On this date in 1917 the commission was founded by Fabian Ware (initially called the Imperial War Grave Commission) and currently cares for 1.7 million deceased military service personnel in 153 countries across the world.
It has built over 2500 cemeteries since its creation as well as numerous war memorials.
Rudyard Kipling who’s own son John died in the war (and had no know grave although his grave was found in 1992 there is still doubt as to whether it is him who is buried there) said that the commissions work after the first war was
“The biggest single bit of work since any of the pharaohs — and they only worked in their own country”

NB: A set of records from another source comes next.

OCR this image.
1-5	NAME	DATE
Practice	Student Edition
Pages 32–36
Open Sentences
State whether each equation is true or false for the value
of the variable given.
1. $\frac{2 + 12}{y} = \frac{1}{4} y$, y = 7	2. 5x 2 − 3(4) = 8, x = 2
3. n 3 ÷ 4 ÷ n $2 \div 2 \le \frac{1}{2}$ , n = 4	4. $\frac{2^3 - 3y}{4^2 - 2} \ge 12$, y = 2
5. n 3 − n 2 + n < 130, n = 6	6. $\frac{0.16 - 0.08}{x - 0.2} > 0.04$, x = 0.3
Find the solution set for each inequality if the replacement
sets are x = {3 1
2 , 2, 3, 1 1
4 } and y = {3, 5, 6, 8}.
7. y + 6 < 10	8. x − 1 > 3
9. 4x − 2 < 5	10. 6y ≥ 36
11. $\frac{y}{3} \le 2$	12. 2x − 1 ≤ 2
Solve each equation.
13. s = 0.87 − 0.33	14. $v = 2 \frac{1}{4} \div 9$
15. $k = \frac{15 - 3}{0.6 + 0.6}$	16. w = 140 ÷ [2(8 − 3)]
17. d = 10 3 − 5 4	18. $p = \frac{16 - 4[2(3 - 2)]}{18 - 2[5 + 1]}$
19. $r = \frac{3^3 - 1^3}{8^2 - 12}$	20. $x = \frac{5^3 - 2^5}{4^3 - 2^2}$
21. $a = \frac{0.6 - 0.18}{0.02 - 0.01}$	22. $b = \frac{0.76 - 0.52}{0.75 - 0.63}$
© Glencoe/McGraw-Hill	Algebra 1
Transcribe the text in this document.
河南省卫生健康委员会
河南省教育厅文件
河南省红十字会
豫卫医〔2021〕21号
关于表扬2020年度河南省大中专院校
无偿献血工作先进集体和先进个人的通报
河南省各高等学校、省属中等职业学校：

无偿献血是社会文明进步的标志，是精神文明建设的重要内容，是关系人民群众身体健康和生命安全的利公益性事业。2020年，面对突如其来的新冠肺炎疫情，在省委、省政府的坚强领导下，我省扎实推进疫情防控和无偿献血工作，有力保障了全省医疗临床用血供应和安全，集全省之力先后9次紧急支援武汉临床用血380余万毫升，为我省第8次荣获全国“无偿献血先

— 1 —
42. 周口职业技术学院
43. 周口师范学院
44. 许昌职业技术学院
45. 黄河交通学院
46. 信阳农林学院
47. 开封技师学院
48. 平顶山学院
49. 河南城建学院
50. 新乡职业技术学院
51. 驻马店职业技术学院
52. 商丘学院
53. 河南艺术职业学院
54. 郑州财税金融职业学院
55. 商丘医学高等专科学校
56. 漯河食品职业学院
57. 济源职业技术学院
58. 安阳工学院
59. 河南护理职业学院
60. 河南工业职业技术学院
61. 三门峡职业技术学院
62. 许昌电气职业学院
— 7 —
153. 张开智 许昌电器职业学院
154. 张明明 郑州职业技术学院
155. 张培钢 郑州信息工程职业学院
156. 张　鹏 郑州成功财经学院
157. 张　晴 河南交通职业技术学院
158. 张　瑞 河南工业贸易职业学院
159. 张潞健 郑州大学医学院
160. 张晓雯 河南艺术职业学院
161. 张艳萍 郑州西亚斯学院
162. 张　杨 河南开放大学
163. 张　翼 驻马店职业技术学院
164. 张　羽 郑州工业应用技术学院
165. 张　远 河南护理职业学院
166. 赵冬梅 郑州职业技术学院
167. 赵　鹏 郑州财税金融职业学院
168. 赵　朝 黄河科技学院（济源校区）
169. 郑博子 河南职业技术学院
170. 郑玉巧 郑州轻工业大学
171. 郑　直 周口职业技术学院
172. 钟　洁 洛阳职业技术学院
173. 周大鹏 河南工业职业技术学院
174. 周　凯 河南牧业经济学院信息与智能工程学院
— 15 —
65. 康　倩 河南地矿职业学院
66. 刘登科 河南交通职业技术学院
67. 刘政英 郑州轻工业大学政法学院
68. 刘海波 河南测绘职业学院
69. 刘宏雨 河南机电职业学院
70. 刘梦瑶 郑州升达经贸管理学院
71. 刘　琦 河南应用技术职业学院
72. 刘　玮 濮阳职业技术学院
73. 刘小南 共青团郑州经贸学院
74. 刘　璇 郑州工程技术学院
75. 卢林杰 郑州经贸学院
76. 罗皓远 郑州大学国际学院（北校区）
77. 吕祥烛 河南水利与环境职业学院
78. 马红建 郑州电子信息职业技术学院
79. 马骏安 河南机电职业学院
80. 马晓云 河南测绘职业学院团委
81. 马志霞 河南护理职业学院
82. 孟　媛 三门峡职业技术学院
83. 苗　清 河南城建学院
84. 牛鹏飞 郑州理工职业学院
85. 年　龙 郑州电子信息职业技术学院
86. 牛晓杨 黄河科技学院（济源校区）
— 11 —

26 out of 27 men on our memorials are commemorated on the CWGC site – 3 buried in St Werburgh’s are in private graves not tended to by the commission but the church yard is classed as a CWGC cemetery (Rowland Beech, Leonard Edwards (not on any memorial) and George William Hood)
All the others are either in CWGC graves or commemorated on memorials where they have no known grave.
Pictured is the Thiepval Memorial in France where the names of over 70,000 commonwealth service men (mostly British) who have no known grave are commemorated. This site is maintained by the commission and is a reminder of the scale of loss during the first world war.
Four of our men are commemorated on the site – Charles Allen, Isaac Hammond, George Price Bevans and Arthur Keen. They will be featured later this year.
We are grateful for the work and record keeping of the commission. It has helped us on a number of our enquiries to confirm links from a mans name to the man we have traced prior to the war in the parish.